Le nouveau président de l’Argentine, Javier Milei, aurait tenu à garantir l’accès de l’Argentine à la base en 2024. La Chine est également connue pour utiliser l’Amérique du Sud pour d’autres activités liées à l’espace.

Le nouveau président argentin, Javier Milei, s’adresse à la foule depuis le balcon du palais gouvernemental Casa Rosada lors de sa journée d’investiture à Buenos Aires, le 10 décembre 2023. (Cezaro de Luca/AFP via Getty Images)

Le Congrès argentin n’a approuvé la location du terrain à la Chine pour une durée de 50 ans qu’en février 2015, mais les travaux avaient déjà commencé en 2013 et se sont achevés en 2017.

Entre-temps, la pénétration du régime chinois dans l’ensemble du réseau de petits pays des Caraïbes, et dans une grande partie de l’hémisphère occidental au sud des États-Unis, est achevée depuis un certain temps. L’ancienne doctrine américaine Monroe, lancée en 1823 pour donner à Washington le « droit » d’empêcher les puissances européennes d’entrer dans le sud des Amériques, a complètement cédé la place à l’influence de Pékin.

Que se passera-t-il donc lorsque la Chine se désagrégera sur le plan stratégique, et comment cela se produira-t-il ?

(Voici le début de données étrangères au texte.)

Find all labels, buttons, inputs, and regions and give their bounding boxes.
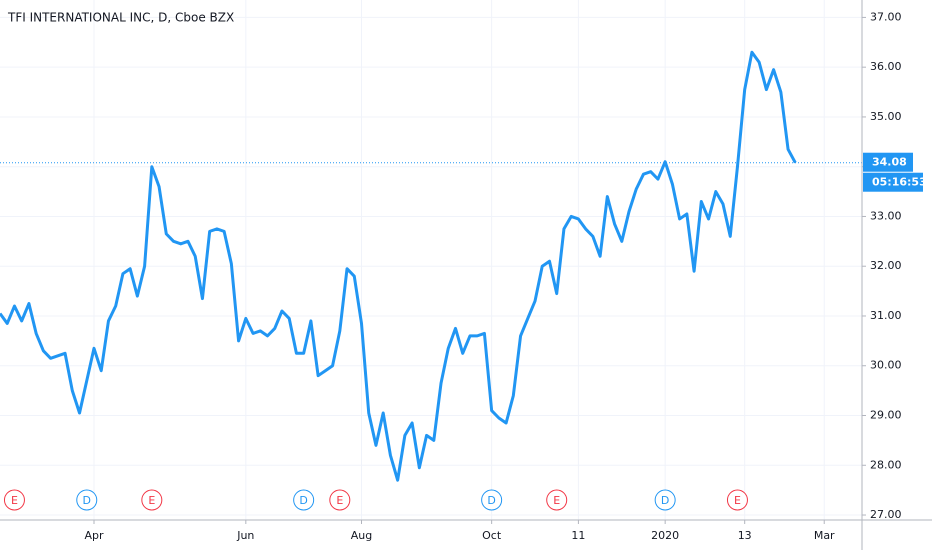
y-tick-label: 31.00 — [870, 309, 902, 322]
event-marker — [726, 489, 748, 511]
x-tick-label: Aug — [351, 529, 372, 542]
chart-title: TFI INTERNATIONAL INC, D, Cboe BZX — [7, 11, 234, 25]
last-price-box — [863, 152, 913, 172]
x-tick-label: Jun — [236, 529, 254, 542]
event-marker — [3, 489, 25, 511]
price-line — [0, 50, 797, 482]
event-marker — [654, 489, 676, 511]
x-tick-label: Apr — [84, 529, 104, 542]
x-tick-label: Oct — [482, 529, 502, 542]
event-label: D — [83, 494, 91, 507]
countdown-label: 05:16:53 — [872, 176, 927, 189]
event-label: E — [336, 494, 343, 507]
y-tick-label: 29.00 — [870, 409, 902, 422]
x-tick-label: Mar — [814, 529, 835, 542]
event-label: E — [11, 494, 18, 507]
event-marker — [329, 489, 351, 511]
y-tick-label: 27.00 — [870, 508, 902, 521]
event-label: E — [553, 494, 560, 507]
y-tick-label: 37.00 — [870, 10, 902, 23]
y-tick-label: 32.00 — [870, 259, 902, 272]
event-label: D — [487, 494, 495, 507]
last-price-label: 34.08 — [872, 156, 907, 169]
y-tick-label: 33.00 — [870, 209, 902, 222]
event-marker — [293, 489, 315, 511]
event-marker — [546, 489, 568, 511]
event-label: E — [734, 494, 741, 507]
y-tick-label: 36.00 — [870, 60, 902, 73]
countdown-box — [863, 172, 923, 192]
event-marker — [141, 489, 163, 511]
y-tick-label: 35.00 — [870, 110, 902, 123]
x-tick-label: 13 — [738, 529, 752, 542]
y-tick-label: 28.00 — [870, 458, 902, 471]
event-marker — [481, 489, 503, 511]
event-marker — [76, 489, 98, 511]
event-label: E — [148, 494, 155, 507]
event-label: D — [661, 494, 669, 507]
x-tick-label: 11 — [571, 529, 585, 542]
marks — [0, 50, 797, 482]
x-tick-label: 2020 — [651, 529, 679, 542]
y-tick-label: 30.00 — [870, 359, 902, 372]
event-label: D — [299, 494, 307, 507]
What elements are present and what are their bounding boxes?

La Chine est de plus en plus préoccupée par les difficultés et les menaces internes. Son économie, qui n’a jamais été aussi importante que ce qu’a prétendu Pékin ces dernières années, est aujourd’hui en lambeaux. Le fait que le Parti communiste chinois (PCC) considère la menace intérieure comme plus importante que le défi extérieur est illustré par les dépenses plus importantes qu’il consacre aux forces de sécurité intérieure qu’à l’Armée populaire de libération.

Tout en constituant ses réserves d’or pour se diversifier par rapport au dollar américain (Pékin se débarrasse discrètement de ses avoirs en dette américaine), la Chine est confrontée à une pénurie de fonds et, en tout état de cause, à la perspective d’une remise en question de son leadership. La question reste ouverte, mais il est clair que l’on peut s’attendre à une période de chaos.

S’il est vrai que les États-Unis ont progressivement absorbé l’impact d’une moindre dépendance vis-à-vis du marché et des fonds chinois, ce n’est pas le cas du reste de l’Amérique, ni de l’Australie, par exemple. Dans une période de transformation, la Chine pourrait bien tenter des aventures extérieures qui marqueraient la fin du cadre stratégique actuel. Le statut spécial de l’Antarctique pourrait ainsi être remis en cause.

Les opinions exprimées dans cet article sont celles de l’auteur et ne reflètent pas nécessairement celles d’Epoch Times.